Spared the horrors of trench warfare, airship crews nonetheless had to endure their own unique psychological stresses and physical dangers. With a top speed of 50 mph (80 km/h), and a bomb load of 73 kg, the SS’s performance was marginal. Envelopes were inflated with highly combustible hydrogen gas, the higher temperatures experienced in the Mediterranean further reducing both performance and load carrying capabilities. Engine failure was another ever-present hazard, with crews also having to endure prolonged exposure to cold winds (and rain) – in winter.

This photograph of Warner is thought to have been taken at Kassandra in Greece, where he was stationed for most of the war (Simon Warner Collection).
This photograph of Warner is thought to have been taken at Kassandra in Greece, where he was stationed for most of the war (Simon Warner Collection).

Despite these risks and limitations, the airship station at Kassandra was still able to conduct long-range patrols on an almost continual basis, averaging eight hours of flying each day during August 1917. By November that year Warner had been given command of the Kassandra air station, its airships completing twelve flights that month lasting 80.5 hours (and covering 2,715 miles).

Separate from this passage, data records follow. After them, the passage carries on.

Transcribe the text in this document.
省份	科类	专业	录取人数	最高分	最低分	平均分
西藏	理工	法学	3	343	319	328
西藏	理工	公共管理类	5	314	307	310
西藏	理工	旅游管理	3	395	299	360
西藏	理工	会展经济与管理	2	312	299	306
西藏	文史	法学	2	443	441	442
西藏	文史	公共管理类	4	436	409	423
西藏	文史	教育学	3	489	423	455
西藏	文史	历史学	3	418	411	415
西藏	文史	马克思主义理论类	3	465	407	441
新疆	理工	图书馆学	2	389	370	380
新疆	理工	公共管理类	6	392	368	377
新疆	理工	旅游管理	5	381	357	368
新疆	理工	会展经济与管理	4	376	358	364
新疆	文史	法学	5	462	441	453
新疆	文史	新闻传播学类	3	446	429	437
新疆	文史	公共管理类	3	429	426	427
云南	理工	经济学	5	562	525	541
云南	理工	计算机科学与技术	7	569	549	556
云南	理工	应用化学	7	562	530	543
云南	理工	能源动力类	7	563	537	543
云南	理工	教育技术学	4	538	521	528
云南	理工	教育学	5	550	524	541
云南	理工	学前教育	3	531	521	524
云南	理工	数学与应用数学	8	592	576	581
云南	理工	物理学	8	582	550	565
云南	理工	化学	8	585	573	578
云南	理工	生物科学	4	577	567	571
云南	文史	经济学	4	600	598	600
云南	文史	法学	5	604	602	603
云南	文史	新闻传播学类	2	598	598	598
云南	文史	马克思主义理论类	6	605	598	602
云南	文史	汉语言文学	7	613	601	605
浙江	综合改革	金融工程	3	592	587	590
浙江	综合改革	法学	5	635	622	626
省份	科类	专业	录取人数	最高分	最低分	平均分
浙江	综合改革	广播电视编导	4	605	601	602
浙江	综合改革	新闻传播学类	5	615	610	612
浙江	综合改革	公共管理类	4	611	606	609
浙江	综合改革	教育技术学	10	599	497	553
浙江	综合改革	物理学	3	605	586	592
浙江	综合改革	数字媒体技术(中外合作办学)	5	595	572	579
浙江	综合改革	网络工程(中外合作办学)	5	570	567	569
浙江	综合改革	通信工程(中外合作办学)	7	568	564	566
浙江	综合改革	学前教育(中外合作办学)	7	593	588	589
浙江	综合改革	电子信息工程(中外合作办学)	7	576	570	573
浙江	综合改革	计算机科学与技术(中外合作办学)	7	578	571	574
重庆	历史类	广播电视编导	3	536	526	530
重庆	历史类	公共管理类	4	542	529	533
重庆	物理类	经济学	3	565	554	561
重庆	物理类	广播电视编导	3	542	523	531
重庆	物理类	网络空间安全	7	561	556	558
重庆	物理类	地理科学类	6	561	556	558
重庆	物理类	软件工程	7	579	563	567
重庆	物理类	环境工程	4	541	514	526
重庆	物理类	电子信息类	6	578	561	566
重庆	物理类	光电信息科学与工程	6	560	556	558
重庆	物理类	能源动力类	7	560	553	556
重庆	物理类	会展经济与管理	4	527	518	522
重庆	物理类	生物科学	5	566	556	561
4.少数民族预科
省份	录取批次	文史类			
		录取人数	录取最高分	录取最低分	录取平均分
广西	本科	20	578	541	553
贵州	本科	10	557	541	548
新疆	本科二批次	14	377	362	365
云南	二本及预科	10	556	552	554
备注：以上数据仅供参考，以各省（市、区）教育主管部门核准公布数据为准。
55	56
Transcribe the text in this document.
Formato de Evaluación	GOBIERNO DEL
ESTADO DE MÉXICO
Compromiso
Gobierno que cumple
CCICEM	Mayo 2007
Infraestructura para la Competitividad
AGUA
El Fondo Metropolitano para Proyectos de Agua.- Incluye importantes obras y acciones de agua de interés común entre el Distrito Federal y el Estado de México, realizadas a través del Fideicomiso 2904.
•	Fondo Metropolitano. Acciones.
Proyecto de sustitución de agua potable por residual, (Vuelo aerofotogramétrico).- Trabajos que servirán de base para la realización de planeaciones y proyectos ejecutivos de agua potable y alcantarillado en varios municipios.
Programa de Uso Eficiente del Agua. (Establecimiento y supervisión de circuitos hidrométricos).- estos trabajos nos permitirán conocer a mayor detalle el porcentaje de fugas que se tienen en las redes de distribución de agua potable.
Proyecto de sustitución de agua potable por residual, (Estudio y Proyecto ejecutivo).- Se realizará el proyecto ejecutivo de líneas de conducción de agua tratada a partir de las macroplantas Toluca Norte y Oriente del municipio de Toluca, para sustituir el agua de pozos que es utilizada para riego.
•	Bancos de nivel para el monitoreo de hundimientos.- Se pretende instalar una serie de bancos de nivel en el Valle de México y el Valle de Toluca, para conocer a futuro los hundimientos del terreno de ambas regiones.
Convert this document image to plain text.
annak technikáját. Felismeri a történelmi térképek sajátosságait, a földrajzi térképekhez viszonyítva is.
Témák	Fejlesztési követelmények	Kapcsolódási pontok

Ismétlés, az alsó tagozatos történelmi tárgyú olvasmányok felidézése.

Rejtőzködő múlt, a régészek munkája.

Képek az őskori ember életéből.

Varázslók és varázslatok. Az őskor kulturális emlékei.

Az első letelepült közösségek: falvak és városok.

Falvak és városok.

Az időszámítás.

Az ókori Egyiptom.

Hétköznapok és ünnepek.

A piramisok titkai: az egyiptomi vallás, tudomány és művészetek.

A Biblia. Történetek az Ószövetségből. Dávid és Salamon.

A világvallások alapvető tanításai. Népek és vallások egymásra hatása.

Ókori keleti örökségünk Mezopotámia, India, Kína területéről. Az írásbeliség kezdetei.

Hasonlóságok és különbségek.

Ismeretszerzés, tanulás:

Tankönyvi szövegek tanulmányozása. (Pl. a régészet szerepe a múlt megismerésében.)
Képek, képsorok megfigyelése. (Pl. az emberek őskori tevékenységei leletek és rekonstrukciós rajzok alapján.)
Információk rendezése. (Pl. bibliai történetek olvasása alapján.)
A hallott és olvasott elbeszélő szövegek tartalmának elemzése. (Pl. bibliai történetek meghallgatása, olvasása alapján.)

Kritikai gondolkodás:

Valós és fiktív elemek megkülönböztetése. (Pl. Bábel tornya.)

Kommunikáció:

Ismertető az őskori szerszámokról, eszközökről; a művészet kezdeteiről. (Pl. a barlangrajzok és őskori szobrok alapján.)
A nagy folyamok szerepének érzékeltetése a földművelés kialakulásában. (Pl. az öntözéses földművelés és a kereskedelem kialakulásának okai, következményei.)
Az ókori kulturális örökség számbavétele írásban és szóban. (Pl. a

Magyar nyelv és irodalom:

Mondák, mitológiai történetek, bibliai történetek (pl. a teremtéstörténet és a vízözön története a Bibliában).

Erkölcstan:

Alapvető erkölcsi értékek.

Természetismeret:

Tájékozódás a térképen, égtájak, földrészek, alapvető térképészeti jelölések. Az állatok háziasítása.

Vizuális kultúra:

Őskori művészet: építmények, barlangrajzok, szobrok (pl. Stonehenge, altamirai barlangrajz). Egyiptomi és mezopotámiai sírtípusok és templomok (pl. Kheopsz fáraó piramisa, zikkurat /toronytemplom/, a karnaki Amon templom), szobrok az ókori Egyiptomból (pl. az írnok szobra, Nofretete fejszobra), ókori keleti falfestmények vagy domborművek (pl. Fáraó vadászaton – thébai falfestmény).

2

These operations were seldom uneventful. AEF reports mention a submarine sighting on 7th April 1918, adding that that the pilot was prevented – by engine trouble – from pursuing the engagement. A submerged sea mine was also discovered – five days later – near the Greek Island of Skiathos. That same month, anti-aircraft fire was encountered (from the crippled SMS Goeben) during an aerial reconnaissance of the Bosphorous.

Warner’s wartime pocket compass (Queensland Museum Collection, H19508).
Warner’s wartime pocket compass (Queensland Museum Collection, H19508).

By war’s end Warner – then a Captain – had logged more than 760 airship flying hours, which far exceeded the times typically recorded by conventional (i.e. heavier-than-air) military pilots. Following his return to Australia in late 1919 he resumed his grazing interest, re-enlisting with the Royal Australian Air Force the same that war was declared (viz. 3rd September 1939). He eventually relinquished his commission – at RAAF Archerfield – in 1941, and died in 1959.

In1986 his son, former Queensland Parliamentary Speaker the Hon. John Warner (Qld), presented the Queensland Museum with the pocket compass that his father had carried during his long wartime patrols. Also gifted at this time was a chair which Alfred Warner had made from wooden airship propeller blades. Fitting tributes to a remarkable military career.